You might reply that even if the standard-bearers and the myth-tellers weren't Jewish, the fundamentals of the narrative had been worked out by Jews, with whatever this unique gift they apparently have is. But by the same logic I might as well say that the Jews themselves deserve no credit at all for Judaism, because the fundamentals were worked out by the Egyptians or by the Babylonians. Judaism modifies many ideas from other ancient Semitic religions, but then, Christianity and Islam modify many ideas from Judaism. (Although to be fully pedantic I should say that rabbinic Judaism in the modern sense is itself a modification of more ancient ideas - Second Temple Judaism was destroyed in the first century, and both Christianity and the rabbinic tradition from which modern Judaism descends are innovative reactions to that disaster. Both had to significantly reformulate what it meant to worship God.)

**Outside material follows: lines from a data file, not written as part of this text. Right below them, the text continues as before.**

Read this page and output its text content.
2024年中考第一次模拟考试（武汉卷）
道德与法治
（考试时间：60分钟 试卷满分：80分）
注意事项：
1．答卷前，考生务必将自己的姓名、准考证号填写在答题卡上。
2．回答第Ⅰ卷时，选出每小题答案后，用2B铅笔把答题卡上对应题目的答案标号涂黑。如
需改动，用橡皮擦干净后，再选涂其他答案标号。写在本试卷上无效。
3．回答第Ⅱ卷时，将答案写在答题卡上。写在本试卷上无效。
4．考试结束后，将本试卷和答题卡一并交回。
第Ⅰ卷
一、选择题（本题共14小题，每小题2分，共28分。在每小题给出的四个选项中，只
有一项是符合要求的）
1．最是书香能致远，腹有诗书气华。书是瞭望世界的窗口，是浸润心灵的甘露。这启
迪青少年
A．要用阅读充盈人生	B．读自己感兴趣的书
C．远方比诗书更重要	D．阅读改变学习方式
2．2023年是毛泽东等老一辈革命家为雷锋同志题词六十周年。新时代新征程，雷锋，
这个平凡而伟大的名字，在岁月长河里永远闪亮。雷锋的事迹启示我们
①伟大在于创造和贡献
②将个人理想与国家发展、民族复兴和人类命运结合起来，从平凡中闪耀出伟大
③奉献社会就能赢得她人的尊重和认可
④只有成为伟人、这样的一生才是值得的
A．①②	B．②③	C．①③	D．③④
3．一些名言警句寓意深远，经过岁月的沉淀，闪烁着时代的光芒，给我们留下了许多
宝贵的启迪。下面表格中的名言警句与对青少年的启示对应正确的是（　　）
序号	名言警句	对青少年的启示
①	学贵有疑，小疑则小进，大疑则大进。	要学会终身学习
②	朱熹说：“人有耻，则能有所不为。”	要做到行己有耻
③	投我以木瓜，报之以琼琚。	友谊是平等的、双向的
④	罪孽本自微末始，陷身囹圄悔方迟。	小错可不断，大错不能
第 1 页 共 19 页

I'm not sure how you can get past this - if Jews are uniquely gifted at myth-making and the formation of religious narrative, it seems at least a bit odd that Judaism is the least successful of the major Abrahamic religions. When it comes to formulating a narrative memetically optimised for spreading, the Christians and the Muslims seem to have significantly outdone the Jews.
Why were the Abrahamic religions so successful at spreading?
Well, leaving aside the possibility that God wanted them to, there is indeed the possibility that many of the basic elements of the Abrahamic religions are memetically optimised for spreading. But that possibility does not require the hypothesis of a unique Jewish talent for myth! It does not follow.